The --memory-swap flag controls the quantity of swap space available. It only works together with --memory. Once you set --memory and --memory-swap to different values, the swap value controls the quantity of memory open to the container, including swap space. The worthiness of --memory determines the part of the total amount thats physical memory.

$ docker run --memory=512m --memory-swap=762m my-app:latest

This container has usage of 762MB of memory which 512MB is physical RAM. The rest of the 250MB is swap space stored on disk.

Setting --memory without --memory-swap provides container usage of the same level of swap space as physical memory:

$ docker run --memory=512m my-app:latest

This container includes a total of 1024MB of memory, comprising 512MB of RAM and 512MB of swap.

Swap could be disabled for a container by setting the --memory-swap flag to exactly the same value as --memory. As --memory-swap sets the quantity of memory, and --memory allocates the physical memory proportion, youre instructing Docker that 100% of the available memory ought to be RAM.

In every cases swap only works when its enabled on your own host. Swap reporting inside containers is unreliable and shouldnt be utilized. Commands such as for example free which are executed inside a container will display the quantity of swap space on your own Docker host, not the swap accessible to the container.

Disabling Out-of-Memory Process Kills

Out-of-memory errors in a container normally cause the kernel to kill the procedure. This results in the container stopping with exit code 137.

Like the optional flag --oom-kill-disable together with your docker run command disables this behavior. Rather than stopping the procedure, the kernel only will block new memory allocations. The procedure will appear to hold and soon you either reduce its memory use, cancel new memory allocations, or manually restart the container.

This flag shouldnt be utilized unless youve implemented mechanisms for resolving out-of-memory conditions yourself. Its usually easier to allow kernel kill the procedure, causing a container restart that restores normal memory consumption.


Docker containers come without pre-applied resource constraints.
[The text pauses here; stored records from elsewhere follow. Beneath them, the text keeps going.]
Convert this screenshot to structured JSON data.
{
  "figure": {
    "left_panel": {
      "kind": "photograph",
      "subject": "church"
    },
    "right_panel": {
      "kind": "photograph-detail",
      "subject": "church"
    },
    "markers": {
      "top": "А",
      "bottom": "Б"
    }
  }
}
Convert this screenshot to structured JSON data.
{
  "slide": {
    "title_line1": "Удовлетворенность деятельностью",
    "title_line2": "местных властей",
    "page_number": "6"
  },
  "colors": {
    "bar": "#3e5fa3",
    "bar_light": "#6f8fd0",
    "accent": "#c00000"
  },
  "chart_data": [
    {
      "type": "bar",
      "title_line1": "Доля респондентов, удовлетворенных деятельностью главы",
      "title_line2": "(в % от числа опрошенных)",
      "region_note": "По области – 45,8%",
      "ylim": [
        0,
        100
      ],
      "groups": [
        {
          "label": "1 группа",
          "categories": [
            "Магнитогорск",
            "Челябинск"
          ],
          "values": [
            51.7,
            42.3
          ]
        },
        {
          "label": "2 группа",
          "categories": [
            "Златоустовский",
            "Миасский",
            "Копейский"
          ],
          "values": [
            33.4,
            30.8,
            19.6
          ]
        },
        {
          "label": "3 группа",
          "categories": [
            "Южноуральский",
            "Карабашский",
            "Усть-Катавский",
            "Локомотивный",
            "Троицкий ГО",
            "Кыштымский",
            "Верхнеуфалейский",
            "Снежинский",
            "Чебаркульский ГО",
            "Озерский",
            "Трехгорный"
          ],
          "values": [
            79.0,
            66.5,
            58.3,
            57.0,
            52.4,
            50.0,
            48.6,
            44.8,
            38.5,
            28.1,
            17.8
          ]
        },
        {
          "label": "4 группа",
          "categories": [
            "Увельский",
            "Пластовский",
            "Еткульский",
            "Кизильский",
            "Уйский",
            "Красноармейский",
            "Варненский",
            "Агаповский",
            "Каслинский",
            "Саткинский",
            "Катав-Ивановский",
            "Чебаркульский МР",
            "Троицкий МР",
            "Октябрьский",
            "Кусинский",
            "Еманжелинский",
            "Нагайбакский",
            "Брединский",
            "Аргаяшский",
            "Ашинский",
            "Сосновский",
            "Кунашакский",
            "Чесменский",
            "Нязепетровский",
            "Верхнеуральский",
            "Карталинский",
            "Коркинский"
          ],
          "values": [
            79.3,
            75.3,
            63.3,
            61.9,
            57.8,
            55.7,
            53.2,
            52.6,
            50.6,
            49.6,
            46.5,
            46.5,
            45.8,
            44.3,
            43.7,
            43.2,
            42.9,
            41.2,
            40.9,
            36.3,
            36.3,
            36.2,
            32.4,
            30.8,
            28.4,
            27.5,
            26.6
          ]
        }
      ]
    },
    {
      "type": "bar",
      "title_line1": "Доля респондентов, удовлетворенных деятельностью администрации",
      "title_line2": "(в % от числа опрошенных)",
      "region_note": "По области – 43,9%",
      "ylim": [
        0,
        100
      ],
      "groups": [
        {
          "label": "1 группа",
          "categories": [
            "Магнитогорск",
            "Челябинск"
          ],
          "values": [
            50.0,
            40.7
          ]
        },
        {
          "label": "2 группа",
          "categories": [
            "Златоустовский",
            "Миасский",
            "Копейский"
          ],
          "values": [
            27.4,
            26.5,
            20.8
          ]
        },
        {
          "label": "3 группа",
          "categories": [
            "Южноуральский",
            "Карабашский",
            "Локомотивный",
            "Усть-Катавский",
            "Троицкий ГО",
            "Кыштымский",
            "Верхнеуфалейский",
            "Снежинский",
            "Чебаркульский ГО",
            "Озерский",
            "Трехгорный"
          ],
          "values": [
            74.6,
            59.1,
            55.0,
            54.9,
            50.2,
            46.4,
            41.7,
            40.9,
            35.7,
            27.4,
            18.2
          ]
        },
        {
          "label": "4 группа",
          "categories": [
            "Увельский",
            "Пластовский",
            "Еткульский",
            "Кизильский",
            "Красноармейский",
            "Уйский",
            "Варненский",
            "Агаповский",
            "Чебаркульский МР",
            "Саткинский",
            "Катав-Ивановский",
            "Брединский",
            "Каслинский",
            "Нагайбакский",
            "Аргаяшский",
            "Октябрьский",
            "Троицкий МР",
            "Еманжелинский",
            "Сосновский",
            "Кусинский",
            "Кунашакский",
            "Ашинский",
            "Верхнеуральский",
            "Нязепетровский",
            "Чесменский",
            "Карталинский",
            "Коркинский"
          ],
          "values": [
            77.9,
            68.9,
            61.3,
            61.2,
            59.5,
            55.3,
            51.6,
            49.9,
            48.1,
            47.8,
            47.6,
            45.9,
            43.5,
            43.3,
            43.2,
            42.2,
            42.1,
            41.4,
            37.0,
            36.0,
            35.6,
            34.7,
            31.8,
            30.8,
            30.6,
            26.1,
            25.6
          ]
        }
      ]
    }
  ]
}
This leaves container processes absolve to consume unlimited memory, threatening the stability of one’s host.

In this post youve learned how exactly to set hard and soft container memory limits to lessen the opportunity youll hit an out-of-memory situation. Setting these limits across all of your containers will certainly reduce resource contention and assist you to stay inside your hosts physical memory capacity. You should look at using CPU limits alongside your memory caps these will prevent individual containers with a higher CPU demand from detrimentally impacting their neighbors.